Inflammasomes in Intestinal Disease: Mechanisms of Activation and Therapeutic Strategies

Abstract

NOD-like receptors (NLRs) are a family of cytosolic pattern recognition receptors (PRRs) implicated in the innate immune sensing of pathogens and damage signals. NLRs act as sensors in multi-protein complexes called inflammasomes. Inflammasome activity is necessary for the maintenance of intestinal homeostasis, although their aberrant activation contributes to the pathogenesis of several gastrointestinal diseases. In this review, we summarize the main features of the predominant types of inflammasomes involved in gastrointestinal immune responses and their implications in intestinal disease, including Irritable Bowel Syndrome (IBS), Inflammatory Bowel Disease (IBD), celiac disease, and Colorectal Cancer (CRC). In addition, we report therapeutic discoveries that target the inflammasome pathway, highlighting promising novel therapeutic strategies in the treatment of intestinal diseases. Collectively, our understanding of the mechanisms of intestinal inflammasome activation and their interactions with other immune pathways appear to be not fully elucidated. Moreover, the clinical relevance of the efficacy of inflammasome inhibitors has not been evaluated. Despite these limitations, a greater understanding of the effectiveness, specificity, and reliability of pharmacological and natural inhibitors that target inflammasome components could be an opportunity to develop new therapeutic options for the treatment of intestinal disease.
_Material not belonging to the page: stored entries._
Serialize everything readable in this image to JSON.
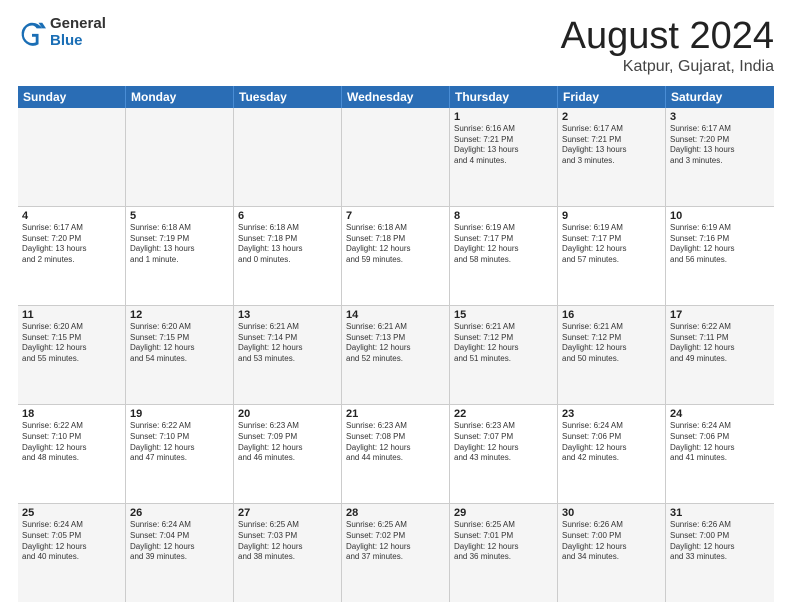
{
  "logo": {
    "general": "General",
    "blue": "Blue"
  },
  "header": {
    "month": "August 2024",
    "location": "Katpur, Gujarat, India"
  },
  "weekdays": [
    "Sunday",
    "Monday",
    "Tuesday",
    "Wednesday",
    "Thursday",
    "Friday",
    "Saturday"
  ],
  "weeks": [
    [
      {
        "day": "",
        "info": ""
      },
      {
        "day": "",
        "info": ""
      },
      {
        "day": "",
        "info": ""
      },
      {
        "day": "",
        "info": ""
      },
      {
        "day": "1",
        "info": "Sunrise: 6:16 AM\nSunset: 7:21 PM\nDaylight: 13 hours\nand 4 minutes."
      },
      {
        "day": "2",
        "info": "Sunrise: 6:17 AM\nSunset: 7:21 PM\nDaylight: 13 hours\nand 3 minutes."
      },
      {
        "day": "3",
        "info": "Sunrise: 6:17 AM\nSunset: 7:20 PM\nDaylight: 13 hours\nand 3 minutes."
      }
    ],
    [
      {
        "day": "4",
        "info": "Sunrise: 6:17 AM\nSunset: 7:20 PM\nDaylight: 13 hours\nand 2 minutes."
      },
      {
        "day": "5",
        "info": "Sunrise: 6:18 AM\nSunset: 7:19 PM\nDaylight: 13 hours\nand 1 minute."
      },
      {
        "day": "6",
        "info": "Sunrise: 6:18 AM\nSunset: 7:18 PM\nDaylight: 13 hours\nand 0 minutes."
      },
      {
        "day": "7",
        "info": "Sunrise: 6:18 AM\nSunset: 7:18 PM\nDaylight: 12 hours\nand 59 minutes."
      },
      {
        "day": "8",
        "info": "Sunrise: 6:19 AM\nSunset: 7:17 PM\nDaylight: 12 hours\nand 58 minutes."
      },
      {
        "day": "9",
        "info": "Sunrise: 6:19 AM\nSunset: 7:17 PM\nDaylight: 12 hours\nand 57 minutes."
      },
      {
        "day": "10",
        "info": "Sunrise: 6:19 AM\nSunset: 7:16 PM\nDaylight: 12 hours\nand 56 minutes."
      }
    ],
    [
      {
        "day": "11",
        "info": "Sunrise: 6:20 AM\nSunset: 7:15 PM\nDaylight: 12 hours\nand 55 minutes."
      },
      {
        "day": "12",
        "info": "Sunrise: 6:20 AM\nSunset: 7:15 PM\nDaylight: 12 hours\nand 54 minutes."
      },
      {
        "day": "13",
        "info": "Sunrise: 6:21 AM\nSunset: 7:14 PM\nDaylight: 12 hours\nand 53 minutes."
      },
      {
        "day": "14",
        "info": "Sunrise: 6:21 AM\nSunset: 7:13 PM\nDaylight: 12 hours\nand 52 minutes."
      },
      {
        "day": "15",
        "info": "Sunrise: 6:21 AM\nSunset: 7:12 PM\nDaylight: 12 hours\nand 51 minutes."
      },
      {
        "day": "16",
        "info": "Sunrise: 6:21 AM\nSunset: 7:12 PM\nDaylight: 12 hours\nand 50 minutes."
      },
      {
        "day": "17",
        "info": "Sunrise: 6:22 AM\nSunset: 7:11 PM\nDaylight: 12 hours\nand 49 minutes."
      }
    ],
    [
      {
        "day": "18",
        "info": "Sunrise: 6:22 AM\nSunset: 7:10 PM\nDaylight: 12 hours\nand 48 minutes."
      },
      {
        "day": "19",
        "info": "Sunrise: 6:22 AM\nSunset: 7:10 PM\nDaylight: 12 hours\nand 47 minutes."
      },
      {
        "day": "20",
        "info": "Sunrise: 6:23 AM\nSunset: 7:09 PM\nDaylight: 12 hours\nand 46 minutes."
      },
      {
        "day": "21",
        "info": "Sunrise: 6:23 AM\nSunset: 7:08 PM\nDaylight: 12 hours\nand 44 minutes."
      },
      {
        "day": "22",
        "info": "Sunrise: 6:23 AM\nSunset: 7:07 PM\nDaylight: 12 hours\nand 43 minutes."
      },
      {
        "day": "23",
        "info": "Sunrise: 6:24 AM\nSunset: 7:06 PM\nDaylight: 12 hours\nand 42 minutes."
      },
      {
        "day": "24",
        "info": "Sunrise: 6:24 AM\nSunset: 7:06 PM\nDaylight: 12 hours\nand 41 minutes."
      }
    ],
    [
      {
        "day": "25",
        "info": "Sunrise: 6:24 AM\nSunset: 7:05 PM\nDaylight: 12 hours\nand 40 minutes."
      },
      {
        "day": "26",
        "info": "Sunrise: 6:24 AM\nSunset: 7:04 PM\nDaylight: 12 hours\nand 39 minutes."
      },
      {
        "day": "27",
        "info": "Sunrise: 6:25 AM\nSunset: 7:03 PM\nDaylight: 12 hours\nand 38 minutes."
      },
      {
        "day": "28",
        "info": "Sunrise: 6:25 AM\nSunset: 7:02 PM\nDaylight: 12 hours\nand 37 minutes."
      },
      {
        "day": "29",
        "info": "Sunrise: 6:25 AM\nSunset: 7:01 PM\nDaylight: 12 hours\nand 36 minutes."
      },
      {
        "day": "30",
        "info": "Sunrise: 6:26 AM\nSunset: 7:00 PM\nDaylight: 12 hours\nand 34 minutes."
      },
      {
        "day": "31",
        "info": "Sunrise: 6:26 AM\nSunset: 7:00 PM\nDaylight: 12 hours\nand 33 minutes."
      }
    ]
  ]
}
Keywords: colorectal cancer; gastrointestinal disease; inflammasome; inflammatory bowel disease; miRNAs.

Figure 1

Domain structures of inflammasome components. NLR sensors contain a common central domain composed of a nucleotide-binding domain (NBD) and leucine-rich-repeat domain (LRR), but differ in regards to the N-Terminal domain required for Caspase-1 recruitment, consisting of the PYRIN domain (PYD) and caspase activation and recruitment domain (CARD). Moreover, the NLRP1 sensors differ in regard to the function-to-find domain (FIIND) and the CARD domain in the C-terminal. AIM2-like receptor sensors are composed of the N-Terminal PYD and C-Terminal IFN-inducible nuclear protein with 200-amino acids (HIN-200). Pyrin/TRIM20 sensors are composed of the N-Terminal PYD; a central region consists of an α-helical coiled-coil domain (C-C) and a zing finger domain (B-Box), as well as a C-terminal B30.2/SPRY domain. The adapter protein ASC is composed of a CARD and a PYD, whereas the effector protein pro-caspase-1 consists of a CARD domain and a catalytic domain. Created in BioRender.com.

Figure 2

NLRP1 inflammasome activation. In the presence of bacterial and parasites infections, ATP depletion, and UV radiation, NLRP1 undergoes FIIND cleavage. The N-terminal domain is ubiquitinated and degraded by proteasomes, whereas the resulting FIIND-CARD fragment recruits the adapter protein ASC, which brings in pro-caspase-1, leading to the inflammasome complex. After proteolytic cleavage, the active caspase-1 results in IL-1β and IL-18 activation and the induction of pyroptosis. Created in BioRender.com.

Figure 3

NLRP3/6 inflammasome activation. The activation of the NLRP3/6 inflammasome involves a two-step process. The first step, called “priming signal”, consists of the recognition of PAMPs or DAMPs, which results in NF-κB activation and the overexpression of inflammasome components. The second step, called “activation signal”, is provided by RNA viruses, extracellular ATP, the K⁺ efflux, or pore-forming toxins that lead the inflammasome assembly and oligomerization. NEK7 is a regulator that interacts with NLRP3 and mediates inflammasome assembly. The inflammasome complex activates caspase-1, which activates IL-1β and IL-18 and induces pyroptosis. The activation of the NLRP3 sensor can be regulated by post-transcriptional mechanisms and, in the absence of inflammatory stimuli, can be degraded by proteasomes. Created in BioRender.com.

Figure 4

NLRC4 inflammasome activation. The presence of specific bacterial protein ligands is recognized by the NLR family of apoptosis-inhibitory proteins (NAIP). The NAIP-ligand complex recruits NLRC4, which therefore binds pro-caspase-1 and induces inflammasome oligomerization. As a result, the active caspase-1 induces IL-1β and IL-18 activation and release, as well as pyroptosis. Created in BioRender.com.

Figure 5

Inflammasomes inhibitors. Graphical representation of the inflammasome pathways and inhibitors with related targets. Black font corresponds to pharmacological compounds, green font corresponds to natural compounds, and purple font corresponds to miRNAs. Created in BioRender.com.